Dalle funéraire de Françoise de Patrocles, 1690

Chapelle Saint-Léonard (ancienne église).
Dalle funéraire de Françoise de Patrocles, 1690.
Restaurée en 2013.

Cette grande dalle se trouvait primitivement sur le sol de la nef, côté chœur, vis-à-vis du maître autel. Elle a été retournée lors de l’exhaussement du sol en 1730. Découverte lors des fouilles archéologiques de 1886, elle a été scellée sur le mur de la nef. Descellée lors des travaux de 1978, elle a été entreposée pendant 35 ans à l'abri des regards avant d'être restaurée en 2013 par l’atelier Donné-Donati de Malakoff et scellée à nouveau sur le mur gauche du chœur.
Hauteur : 183 cm, largeur : 76 cm, épaisseur : 4,5 cm.
Pierre calcaire gravée.

A gauche : avant restauration, à droite : après restauration (2013)

Inscription :
D.O.M.
HIC JACET NOBILIS VIRGO FRANCISCA DE PATROCLES
HVIVS LOCI DOMINA GALLIARUM DELPHINAE CVBICVLARIA
OFFICIVM CLARO GENERE, PARENTES MAJORI VIRTVTE
DECORAVIT FOELICIOR IPSA ET ILLVSTRIOR, TANTAE PRINCIPIS
SINGVLARI BENEVOLAENTIA FAXIT DEVS VT QVAM IN TERRIS
HABVIT DOMINAM, IN COELIS DETVR, VIDERE SOCIAM OBIIT
ANNO DOMINI 1690 DIE 26 DECEMBRIS AETATIS SVAE
TRIGESIMO PRIMO
Haec moerens et lugens charissimae nepti
Sibi citius ereptae posuit avunculus ejus
Stephanus Dansse Regiae consiliis
Et Elemonisiis, abbas de Doudeauville.


Iconographie :
Dans le bas de la dalle, deux amours soutiennent par des palmes un écu losangé (fille) aux armes de la famille de Patrocles : un écu chevronné à trois merises, deux en chef et une en pointe. L’écu est surmonté d’une couronne. Aux pieds de ces deux figures allégoriques et au-dessous de l’écu est gravée une tête de mort tournée vers la gauche et posée sur un livre fermé.


(détail)

Éléments biographiques :
Françoise est le neuvième enfant et la troisième fille du chevalier de Patrocles et de Louise Angélique d’Ansse. Elle est née à Paris en 1659 est fut baptisée à l’église Saint-Rémy dans l’enclos de l’hôpital des Quinze-Vingts.
Restée célibataire, elle administre la seigneurie de Croissy dans les années 1680 car son père, âgé et veuf, est aveugle, et son unique frère, René de Patrocles, est capitaine aux armées du Roi. 
Elle est femme de chambre de Marie Anne Christine de Bavière (1660-1690), épouse du Grand Dauphin fils de Louis XIV. La Dauphine meurt en avril 1690, on lui alloue une rente perpétuelle de 400 livres gagée sur les aides et gabelles.

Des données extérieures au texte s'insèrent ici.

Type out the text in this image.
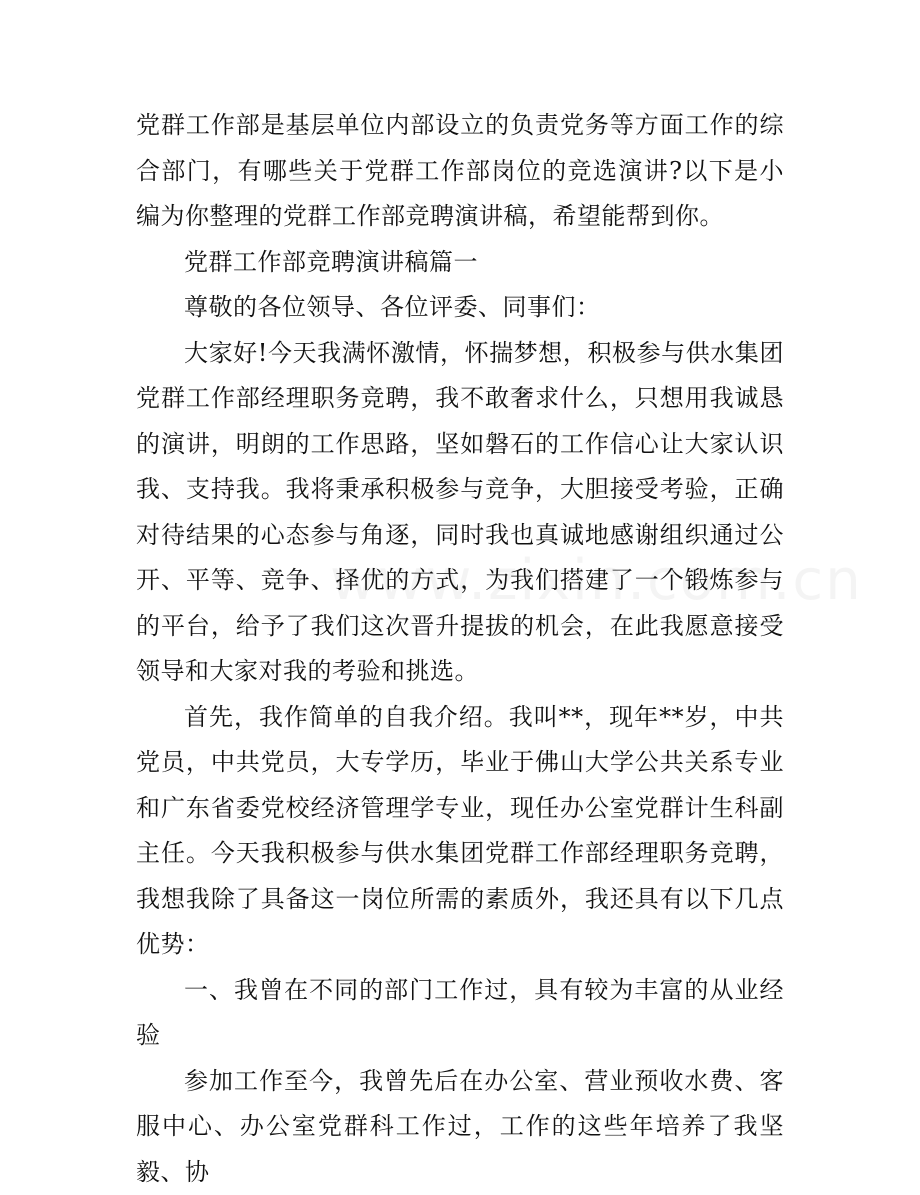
党群工作部是基层单位内部设立的负责党务等方面工作的综合部门，有哪些关于党群工作部岗位的竞选演讲?以下是小编为你整理的党群工作部竞聘演讲稿，希望能帮到你。

党群工作部竞聘演讲稿篇一

尊敬的各位领导、各位评委、同事们：

大家好!今天我满怀激情，怀揣梦想，积极参与供水集团党群工作部经理职务竞聘，我不敢奢求什么，只想用我诚恳的演讲，明朗的工作思路，坚如磐石的工作信心让大家认识我、支持我。我将秉承积极参与竞争，大胆接受考验，正确对待结果的心态参与角逐，同时我也真诚地感谢组织通过公开、平等、竞争、择优的方式，为我们搭建了一个锻炼参与的平台，给予了我们这次晋升提拔的机会，在此我愿意接受领导和大家对我的考验和挑选。

首先，我作简单的自我介绍。我叫**，现年**岁，中共党员，中共党员，大专学历，毕业于佛山大学公共关系专业和广东省委党校经济管理学专业，现任办公室党群计生科副主任。今天我积极参与供水集团党群工作部经理职务竞聘，我想我除了具备这一岗位所需的素质外，我还具有以下几点优势：

一、我曾在不同的部门工作过，具有较为丰富的从业经验

参加工作至今，我曾先后在办公室、营业预收水费、客服中心、办公室党群科工作过，工作的这些年培养了我坚毅、协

Françoise de Patrocles décède le 26 décembre 1690 à l’âge de 31 ans. Le prieur-curé de Croissy est alors l’historien Aubert de Vertot, qui signe l’acte. Elle a été inhumée dans l’église comme l’indique son acte de décès figurant dans le registre paroissial :
"Le vingthuictieme decembre de la presente année 1690 a eté inhumée dans le cœur de cette eglise damoiselle Françoise de Patrocles femme de chambre de feu Madame la dauphine, apres avoir reccu tous les sacremens de l’eglise. Elle a été inhumée le cœur du coté gauche. F. Devertot. Pierre Legay."
Archives municipales, 1 E 2, f° 44.


C’est son oncle maternel, Étienne d’Ansse, aumônier de Louis XIV, abbé commendataire de Doudeauville, prieur de Carhaix, qui lui a fait ériger ce monument, comme nous l’indique le quatrain en bas de l’épitaphe.

"Cette composition fort simple a un véritable cachet de bon goût et de distinction qui frappe autant l’observateur que nous l’avons été nous-mêmes, au moment où nos fouilles l’ont révélée. C’était du reste notre première trouvaille dans l’église de Croissy, aussi a-t-elle été pour nous un véritable encouragement à poursuivre la tâche que nous avions commencée." (Notice sur les fouilles faites dans l’ancienne église de Croissy en novembre 1886, Adrien de Mortillet et Fourdrignier, extrait pp. 131 à 149 du Bulletin de la Commission départementale des Antiquités et des Arts de Seine-et-Oise, volume IX, 1889).